* Cyclical stocks look expensive after rally
* Defensive sectors attract ETF money-Markit
* Healthcare among top earnings season performers
By Tricia Wright
LONDON, Feb 22 (Reuters) - European equity markets are starting to plateau and investors keen to milk further gains are switching into stocks better suited to a low growth environment.
Citigroup’s keenly-watched U.S. Economic Surprise Indicator (CESI) has turned negative, a historical harbinger for outperformance of so-called defensive sectors such as healthcare and food and beverages, which are traditionally more reliable in terms of earnings and dividends.
The rally of around 24 percent seen in European equities over the eight months to a January peak, bolstered by the European Central Bank’s promise to defend the euro, has left stocks that are highly geared to the economic cycle expensive.
The real estate and retail sectors, for example, are trading on 12-month forward price/earnings ratios of 18 times and 14 times respectively, compared with the market average of 12 times, according to Thomson Reuters data.
Meanwhile, deteriorating confidence in euro zone growth, political worries surrounding Spain and Italy and fears the U.S. Federal Reserve could prematurely wind down its asset purchase programme have seen stock markets drift back in past weeks.
Normally this might cause a rotation out of stocks altogether.
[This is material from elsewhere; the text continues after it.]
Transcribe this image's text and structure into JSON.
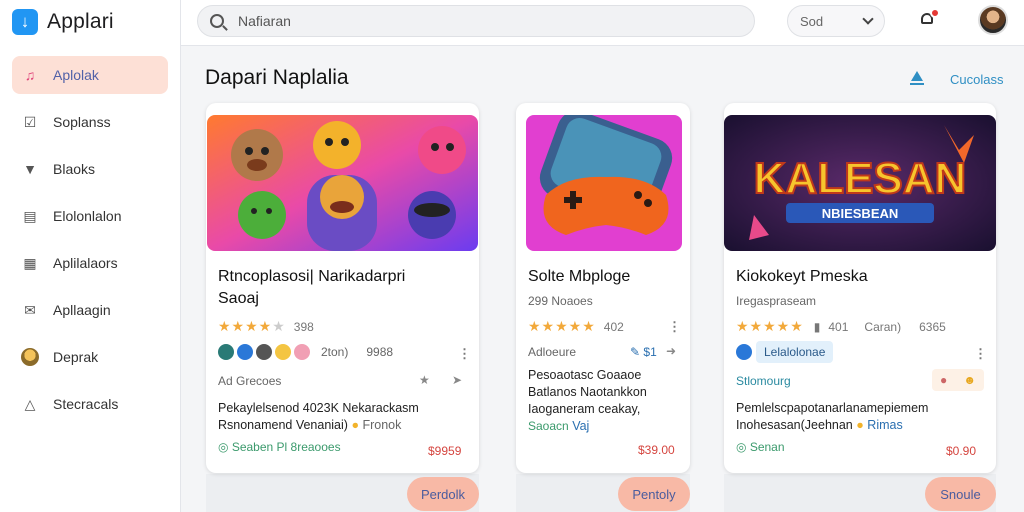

But in a climate of low interest rates and below-inflation bond yields, equities retain the edge over other asset classes. So investors are turning to defensive stocks.
“We think that one should be looking over the next two-to-three months for consolidation in the markets ... (and for them) to have less of the cyclical weight and more of the defensive weight,” JPMorgan analyst Mislav Matejka said.
JPMorgan recently moved its rating for cyclicals to “underweight” versus defensives, highlighting that during market pauses, pharmaceuticals and consumer staples tend to shine.
Its research shows that a move below zero on the CESI has, on the last five occasions, seen underperformance of European cyclicals against defensives during the following three months - by 4 percent on average.
Investors have started to shift that way this month, despite the already relatively expensive valuations.
Europe-focused exchange-traded funds covering defensive sectors saw net inflows of $39.2 million from Feb. 1-17, having suffered outflows in January, with the biggest boost coming from healthcare tracking products, according to data firm Markit.
Cyclical sectors, over the same period, saw net outflows of $186 million after attracting money in January.
“Before the economic situation starts to improve clearly in Europe, it will take time for the cyclicals to really do much better,” Fabrice Theveneau, head of equity research at Societe Generale said.
Societe Generale is keen on pharmaceuticals, anticipating a modest rebound buoyed in part by their strong emerging market exposure.
True to form, at around half time in the European earnings season, defensives are among the top performers, led by healthcare.
In a sign this earnings superiority will continue, European healthcare and consumer staples sectors sit on implied 10-year EPS compound annual growth rates of 3.8 and 6.3, heralding better prospects of increased earnings against the STOXX Europe 600 on 2.4, Thomson Reuters data showed.
Citi European equity strategist Jonathan Stubbs described ‘defensive growth’, or firms with proven track records in times of broad economic and profit distress and which are growing faster than the market, as an “earnings call option”.
A call option profile has ‘limited’ risk of falls but ‘unlimited’ potential for gains, and so defensive growth fits this billing.
Stubbs said that in 2008/2009, when market earnings halved from peak to trough, those for defensive growth firms fell less than 20 percent.
Citi is “overweight” healthcare, in which Sanofi, Bayer and Novartis are key picks, and food & beverages stocks, among which it likes Anheuser-Busch InBev and Danone.
“To chase cyclicals we’d need to believe in a strong pick-up in domestic or global growth - which we don‘t. Modest growth is unlikely to be the launch-pad for sustained cyclical outperformance in 2013,” Stubbs said.